Please note that the information herein is of a general nature and you should not act or refrain from acting on it without professional advice on the specific facts of your case. No liability is accepted by the author or Sykes Anderson Perry Limited in respect of this article. Taxation and law are complex subjects and the above is a basic outline only and is intended only as a general guide. Nothing herein constitutes financial advice.

Civil or Commercial?

Unlike English law French law makes a fundamental distinction between companies carrying on a commercial business and those carrying on a non-commercial business. This dictates the corporate structure you can use. The structures below are for commercial businesses broadly buying and selling and providing non-professional services (other than the SCI).

Structures available

SMEs which are incorporated with limited liability are usually set up either as société par actions simplifiée (SAS) or société à responsabilité limitée (SARL). They can be independently owned or the shares can be owned by a foreign “mother company”.

1. Société par actions simplifiée (SAS)

This is the most flexible structure and widely used in practice. You can tailor the constitution of the SAS to meet your requirements. This includes creating different classes of shares. The manager of the SAS can be a corporate entity. It can have a single shareholder when it is known as a Société par actions simplifiée unipersonnelle. The SAS is registered with the Trade Registry (Registre de commerce et des sociétés). Transfers of shares in a SAS are taxed at 0.1%.

2. Société à responsabilité limitée (SARL)

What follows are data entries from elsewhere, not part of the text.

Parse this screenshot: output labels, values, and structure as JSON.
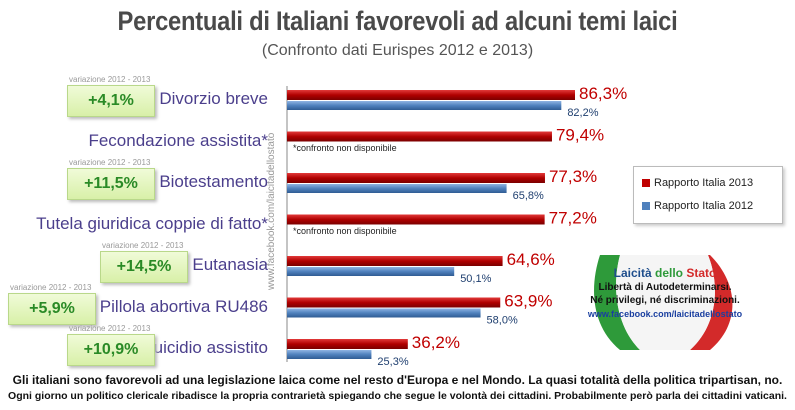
{
  "title": "Percentuali di Italiani favorevoli ad alcuni temi laici",
  "subtitle": "(Confronto dati Eurispes 2012 e 2013)",
  "side_text": "www.facebook.com/laicitadellostato",
  "delta_caption": "variazione 2012 - 2013",
  "na_note": "*confronto non disponibile",
  "colors": {
    "series_2013": "#c00000",
    "series_2012": "#4f81bd",
    "label_2013": "#c00000",
    "label_2012": "#1f3f6f"
  },
  "legend": [
    {
      "label": "Rapporto Italia 2013",
      "color": "#c00000"
    },
    {
      "label": "Rapporto Italia 2012",
      "color": "#4f81bd"
    }
  ],
  "logo": {
    "title_a": "Laicità",
    "title_b": " dello ",
    "title_c": "Stato",
    "line1": "Libertà di Autodeterminarsi.",
    "line2": "Né privilegi, né discriminazioni.",
    "url": "www.facebook.com/laicitadellostato"
  },
  "footer": {
    "line1": "Gli italiani sono favorevoli ad una legislazione laica come nel resto d'Europa e nel Mondo. La quasi totalità della politica tripartisan, no.",
    "line2": "Ogni giorno un politico clericale ribadisce la propria contrarietà spiegando che segue le volontà dei cittadini. Probabilmente però parla dei cittadini vaticani."
  },
  "chart_data": {
    "type": "bar",
    "orientation": "horizontal",
    "title": "Percentuali di Italiani favorevoli ad alcuni temi laici",
    "subtitle": "(Confronto dati Eurispes 2012 e 2013)",
    "categories": [
      "Divorzio breve",
      "Fecondazione assistita*",
      "Biotestamento",
      "Tutela giuridica coppie di fatto*",
      "Eutanasia",
      "Pillola abortiva RU486",
      "Suicidio assistito"
    ],
    "series": [
      {
        "name": "Rapporto Italia 2013",
        "values": [
          86.3,
          79.4,
          77.3,
          77.2,
          64.6,
          63.9,
          36.2
        ],
        "labels": [
          "86,3%",
          "79,4%",
          "77,3%",
          "77,2%",
          "64,6%",
          "63,9%",
          "36,2%"
        ]
      },
      {
        "name": "Rapporto Italia 2012",
        "values": [
          82.2,
          null,
          65.8,
          null,
          50.1,
          58.0,
          25.3
        ],
        "labels": [
          "82,2%",
          "",
          "65,8%",
          "",
          "50,1%",
          "58,0%",
          "25,3%"
        ]
      }
    ],
    "variations": [
      "+4,1%",
      "",
      "+11,5%",
      "",
      "+14,5%",
      "+5,9%",
      "+10,9%"
    ],
    "xlim": [
      0,
      100
    ],
    "legend_position": "right",
    "grid": false
  }
}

This is a more traditional vehicle and is more strictly regulated by the French Commercial Code. Transfers of shares need the agreement of the majority of the shareholders representing at least 50% of the shares. The manager of the SARL must be a physical person. It can have a single shareholder when it is known as an Entreprise unipersonnelle à responsabilité limitée. It must be registered with the Trade Registry (Registre de commerce et des sociétés). Transfers of shares in a SARL are taxed at 3%.

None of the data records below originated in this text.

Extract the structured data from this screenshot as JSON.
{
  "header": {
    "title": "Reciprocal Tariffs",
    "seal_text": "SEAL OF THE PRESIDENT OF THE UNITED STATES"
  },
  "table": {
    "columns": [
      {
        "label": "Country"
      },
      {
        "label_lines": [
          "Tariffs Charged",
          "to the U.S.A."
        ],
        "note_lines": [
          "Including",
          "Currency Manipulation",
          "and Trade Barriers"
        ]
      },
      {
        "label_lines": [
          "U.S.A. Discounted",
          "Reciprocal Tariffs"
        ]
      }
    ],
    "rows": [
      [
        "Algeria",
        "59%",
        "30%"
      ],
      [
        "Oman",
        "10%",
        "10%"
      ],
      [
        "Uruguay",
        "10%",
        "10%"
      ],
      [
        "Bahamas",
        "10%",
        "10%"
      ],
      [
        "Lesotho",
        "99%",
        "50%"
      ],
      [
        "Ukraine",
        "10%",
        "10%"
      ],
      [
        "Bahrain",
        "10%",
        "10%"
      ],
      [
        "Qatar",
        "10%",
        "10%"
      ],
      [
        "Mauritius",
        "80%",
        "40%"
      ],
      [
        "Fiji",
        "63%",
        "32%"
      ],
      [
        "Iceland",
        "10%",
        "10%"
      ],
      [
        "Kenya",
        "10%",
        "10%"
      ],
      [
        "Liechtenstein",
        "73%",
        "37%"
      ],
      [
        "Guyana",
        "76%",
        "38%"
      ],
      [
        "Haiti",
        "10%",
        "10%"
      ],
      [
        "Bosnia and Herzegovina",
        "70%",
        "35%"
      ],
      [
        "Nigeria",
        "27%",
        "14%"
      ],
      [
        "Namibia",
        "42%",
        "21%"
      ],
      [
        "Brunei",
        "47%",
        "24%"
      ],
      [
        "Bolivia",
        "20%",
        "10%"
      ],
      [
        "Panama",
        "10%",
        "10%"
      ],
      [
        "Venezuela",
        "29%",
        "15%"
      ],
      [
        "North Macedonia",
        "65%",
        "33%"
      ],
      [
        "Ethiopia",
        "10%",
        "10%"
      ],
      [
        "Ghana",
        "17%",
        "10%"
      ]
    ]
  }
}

3. French branch (succursale)

This is a branch of a non-French company trading in France. Legally it is viewed as part of the non-French company. This keeps things simple though the branch will be taxed in France on its French profits.

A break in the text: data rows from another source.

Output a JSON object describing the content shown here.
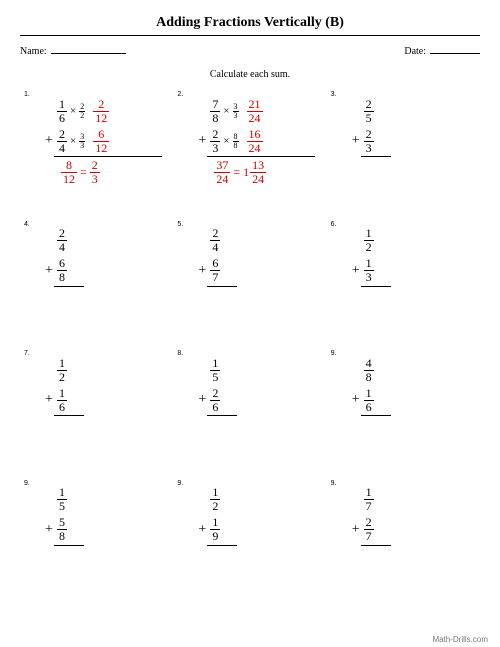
{
  "title": "Adding Fractions Vertically (B)",
  "name_label": "Name:",
  "date_label": "Date:",
  "instruction": "Calculate each sum.",
  "footer": "Math-Drills.com",
  "background_color": "#ffffff",
  "text_color": "#000000",
  "answer_color": "#cc0000",
  "problems": [
    {
      "num": "1.",
      "f1": {
        "n": "1",
        "d": "6"
      },
      "mult1": {
        "n": "2",
        "d": "2"
      },
      "r1": {
        "n": "2",
        "d": "12"
      },
      "f2": {
        "n": "2",
        "d": "4"
      },
      "mult2": {
        "n": "3",
        "d": "3"
      },
      "r2": {
        "n": "6",
        "d": "12"
      },
      "sum": {
        "n": "8",
        "d": "12"
      },
      "eq": "=",
      "simp": {
        "n": "2",
        "d": "3"
      },
      "worked": true
    },
    {
      "num": "2.",
      "f1": {
        "n": "7",
        "d": "8"
      },
      "mult1": {
        "n": "3",
        "d": "3"
      },
      "r1": {
        "n": "21",
        "d": "24"
      },
      "f2": {
        "n": "2",
        "d": "3"
      },
      "mult2": {
        "n": "8",
        "d": "8"
      },
      "r2": {
        "n": "16",
        "d": "24"
      },
      "sum": {
        "n": "37",
        "d": "24"
      },
      "eq": "=",
      "whole": "1",
      "simp": {
        "n": "13",
        "d": "24"
      },
      "worked": true
    },
    {
      "num": "3.",
      "f1": {
        "n": "2",
        "d": "5"
      },
      "f2": {
        "n": "2",
        "d": "3"
      }
    },
    {
      "num": "4.",
      "f1": {
        "n": "2",
        "d": "4"
      },
      "f2": {
        "n": "6",
        "d": "8"
      }
    },
    {
      "num": "5.",
      "f1": {
        "n": "2",
        "d": "4"
      },
      "f2": {
        "n": "6",
        "d": "7"
      }
    },
    {
      "num": "6.",
      "f1": {
        "n": "1",
        "d": "2"
      },
      "f2": {
        "n": "1",
        "d": "3"
      }
    },
    {
      "num": "7.",
      "f1": {
        "n": "1",
        "d": "2"
      },
      "f2": {
        "n": "1",
        "d": "6"
      }
    },
    {
      "num": "8.",
      "f1": {
        "n": "1",
        "d": "5"
      },
      "f2": {
        "n": "2",
        "d": "6"
      }
    },
    {
      "num": "9.",
      "f1": {
        "n": "4",
        "d": "8"
      },
      "f2": {
        "n": "1",
        "d": "6"
      }
    },
    {
      "num": "9.",
      "f1": {
        "n": "1",
        "d": "5"
      },
      "f2": {
        "n": "5",
        "d": "8"
      }
    },
    {
      "num": "9.",
      "f1": {
        "n": "1",
        "d": "2"
      },
      "f2": {
        "n": "1",
        "d": "9"
      }
    },
    {
      "num": "9.",
      "f1": {
        "n": "1",
        "d": "7"
      },
      "f2": {
        "n": "2",
        "d": "7"
      }
    }
  ]
}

4. Société en nom collectif (SNC)

This is a legal entity in France in which the shareholders or partners are liable for the company’s debts.

5. Société civile immobilière (SCI)

This is a vehicle for owning French real estate. It is not used as a trading vehicle.

Registering the company in France

You generally do not buy off the shelf companies in France. You register the company at the local Registre de commerce et des sociétés. There is a Registry in larger towns. To do this you must file the constitution documents, bank certificate of company’s capital which has been deposited, company’s registered address, publication in legal journal and complete a specified form.